Squilibri di stabilità - La manovra del Governo letta

Una cosa è certa: il governo ha smentito le promesse e gli annunci fatti in questi mesi. Ci troviamo con una legge di stabilità che non affronta il tema della equità. Chi in questa lunga crisi ha pagato tanto non viene per nulla ristorato. Per i lavoratori infatti le cifre sono assolutamente insufficienti. Chi invece in questi anni si è arricchito (la crisi ha aumentato le differenze) continua a non essere toccato. Non c'è nulla sulla lotta all'evasione fiscale, nulla sul rilancio dell'economia e nulla sul rilancio della domanda. Si continua a massacrare il lavoro pubblico.

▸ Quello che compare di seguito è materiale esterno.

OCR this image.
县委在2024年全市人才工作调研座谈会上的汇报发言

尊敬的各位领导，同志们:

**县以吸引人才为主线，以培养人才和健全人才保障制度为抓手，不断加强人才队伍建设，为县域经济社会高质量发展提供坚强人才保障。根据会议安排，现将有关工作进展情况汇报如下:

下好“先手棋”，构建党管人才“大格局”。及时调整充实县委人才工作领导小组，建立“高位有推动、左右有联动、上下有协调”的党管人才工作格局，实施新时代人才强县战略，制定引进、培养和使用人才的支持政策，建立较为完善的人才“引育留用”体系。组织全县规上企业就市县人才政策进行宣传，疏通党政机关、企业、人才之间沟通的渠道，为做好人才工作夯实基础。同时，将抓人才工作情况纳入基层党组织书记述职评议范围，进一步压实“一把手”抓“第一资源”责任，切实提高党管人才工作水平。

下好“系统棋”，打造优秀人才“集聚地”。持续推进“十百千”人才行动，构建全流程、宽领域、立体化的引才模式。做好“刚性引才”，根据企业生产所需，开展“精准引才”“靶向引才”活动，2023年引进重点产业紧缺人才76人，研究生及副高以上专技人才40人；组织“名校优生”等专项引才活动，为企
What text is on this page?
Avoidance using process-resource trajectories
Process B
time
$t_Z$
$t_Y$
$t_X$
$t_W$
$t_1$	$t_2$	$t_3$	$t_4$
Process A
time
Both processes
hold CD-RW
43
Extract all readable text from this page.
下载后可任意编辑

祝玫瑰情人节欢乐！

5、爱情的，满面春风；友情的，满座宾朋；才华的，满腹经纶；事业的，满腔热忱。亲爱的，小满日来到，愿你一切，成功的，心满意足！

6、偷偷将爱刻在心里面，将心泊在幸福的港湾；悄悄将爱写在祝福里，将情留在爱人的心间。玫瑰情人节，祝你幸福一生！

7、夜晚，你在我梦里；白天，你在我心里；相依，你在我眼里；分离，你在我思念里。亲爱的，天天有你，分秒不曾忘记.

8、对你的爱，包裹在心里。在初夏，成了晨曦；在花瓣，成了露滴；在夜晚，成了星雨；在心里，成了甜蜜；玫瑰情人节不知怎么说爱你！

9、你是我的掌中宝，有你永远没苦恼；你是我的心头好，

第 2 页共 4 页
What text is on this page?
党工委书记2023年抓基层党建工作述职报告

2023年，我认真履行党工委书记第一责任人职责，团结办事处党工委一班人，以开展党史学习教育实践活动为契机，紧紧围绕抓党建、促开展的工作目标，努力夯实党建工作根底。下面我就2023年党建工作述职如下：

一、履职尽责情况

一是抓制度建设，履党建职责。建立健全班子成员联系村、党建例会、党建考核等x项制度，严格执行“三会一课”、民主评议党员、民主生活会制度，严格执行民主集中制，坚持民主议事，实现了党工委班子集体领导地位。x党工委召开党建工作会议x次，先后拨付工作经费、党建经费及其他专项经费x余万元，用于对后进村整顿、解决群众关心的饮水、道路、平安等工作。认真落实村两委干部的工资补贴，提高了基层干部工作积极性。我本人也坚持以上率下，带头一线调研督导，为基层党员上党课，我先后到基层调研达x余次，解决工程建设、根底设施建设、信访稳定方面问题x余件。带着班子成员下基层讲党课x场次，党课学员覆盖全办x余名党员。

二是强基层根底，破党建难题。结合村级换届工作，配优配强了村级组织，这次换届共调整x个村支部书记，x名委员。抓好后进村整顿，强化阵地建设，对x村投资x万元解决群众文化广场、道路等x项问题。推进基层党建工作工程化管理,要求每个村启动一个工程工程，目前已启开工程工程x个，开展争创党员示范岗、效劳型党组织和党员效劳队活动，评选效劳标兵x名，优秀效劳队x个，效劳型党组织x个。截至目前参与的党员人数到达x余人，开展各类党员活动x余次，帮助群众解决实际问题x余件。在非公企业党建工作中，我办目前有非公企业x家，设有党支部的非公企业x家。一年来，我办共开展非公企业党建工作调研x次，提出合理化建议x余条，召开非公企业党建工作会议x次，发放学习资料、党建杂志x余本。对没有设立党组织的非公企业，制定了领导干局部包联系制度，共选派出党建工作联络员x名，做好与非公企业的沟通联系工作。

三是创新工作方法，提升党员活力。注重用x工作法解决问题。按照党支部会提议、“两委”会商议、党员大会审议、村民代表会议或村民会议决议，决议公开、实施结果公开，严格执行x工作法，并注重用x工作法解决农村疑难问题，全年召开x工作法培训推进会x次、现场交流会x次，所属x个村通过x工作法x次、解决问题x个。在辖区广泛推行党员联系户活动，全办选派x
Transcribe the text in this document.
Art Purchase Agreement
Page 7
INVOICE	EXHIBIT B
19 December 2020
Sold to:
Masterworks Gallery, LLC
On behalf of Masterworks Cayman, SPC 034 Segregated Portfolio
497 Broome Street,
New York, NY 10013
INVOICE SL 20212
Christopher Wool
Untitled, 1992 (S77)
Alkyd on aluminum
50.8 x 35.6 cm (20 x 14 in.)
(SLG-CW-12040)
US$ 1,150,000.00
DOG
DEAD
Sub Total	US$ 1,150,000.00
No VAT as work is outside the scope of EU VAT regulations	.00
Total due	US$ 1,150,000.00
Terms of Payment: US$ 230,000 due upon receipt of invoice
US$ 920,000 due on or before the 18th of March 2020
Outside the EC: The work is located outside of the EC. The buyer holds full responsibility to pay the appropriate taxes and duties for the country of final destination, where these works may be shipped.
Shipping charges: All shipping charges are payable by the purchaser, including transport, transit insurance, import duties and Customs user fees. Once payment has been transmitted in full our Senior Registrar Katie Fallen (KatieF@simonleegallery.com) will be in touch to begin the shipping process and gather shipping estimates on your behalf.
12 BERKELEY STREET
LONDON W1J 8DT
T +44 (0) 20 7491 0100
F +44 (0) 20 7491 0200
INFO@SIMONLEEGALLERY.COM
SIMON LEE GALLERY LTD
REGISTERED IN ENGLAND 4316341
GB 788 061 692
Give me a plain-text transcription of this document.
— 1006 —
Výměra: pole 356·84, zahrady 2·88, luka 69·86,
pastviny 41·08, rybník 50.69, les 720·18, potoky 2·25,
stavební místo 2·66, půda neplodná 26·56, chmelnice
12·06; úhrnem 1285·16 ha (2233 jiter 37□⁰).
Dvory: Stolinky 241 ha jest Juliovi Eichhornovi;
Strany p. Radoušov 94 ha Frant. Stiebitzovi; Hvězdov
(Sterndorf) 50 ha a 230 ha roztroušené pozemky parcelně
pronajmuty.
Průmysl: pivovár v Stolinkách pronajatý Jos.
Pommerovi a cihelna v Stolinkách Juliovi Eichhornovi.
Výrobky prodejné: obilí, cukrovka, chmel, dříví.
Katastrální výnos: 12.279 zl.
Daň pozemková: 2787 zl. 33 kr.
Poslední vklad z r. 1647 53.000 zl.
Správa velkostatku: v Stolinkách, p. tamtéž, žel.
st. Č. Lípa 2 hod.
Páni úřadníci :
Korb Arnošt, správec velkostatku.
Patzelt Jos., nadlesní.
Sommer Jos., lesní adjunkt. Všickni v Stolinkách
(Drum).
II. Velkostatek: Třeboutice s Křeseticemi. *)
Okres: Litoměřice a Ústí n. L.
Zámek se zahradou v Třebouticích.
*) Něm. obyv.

La tesi di Enrico Letta,secondo la quale la legge di stabilità - visto che non piace ne a Confindustria ne ai Sindacati - è equilibrata, non mi convince affatto. Io la penso diversamente e cioè: visto che non piace alle parti sociali allora è squilibrata. Perché in questi lunghi anni di crisi il lavoro, soprattutto i lavoratori, ha pagato più di tutti. Il peso della crisi è stato quasi esclusivamente sulle spalle dei lavoratori. E' ora di cambiare. Cambiare la legge di stabilità.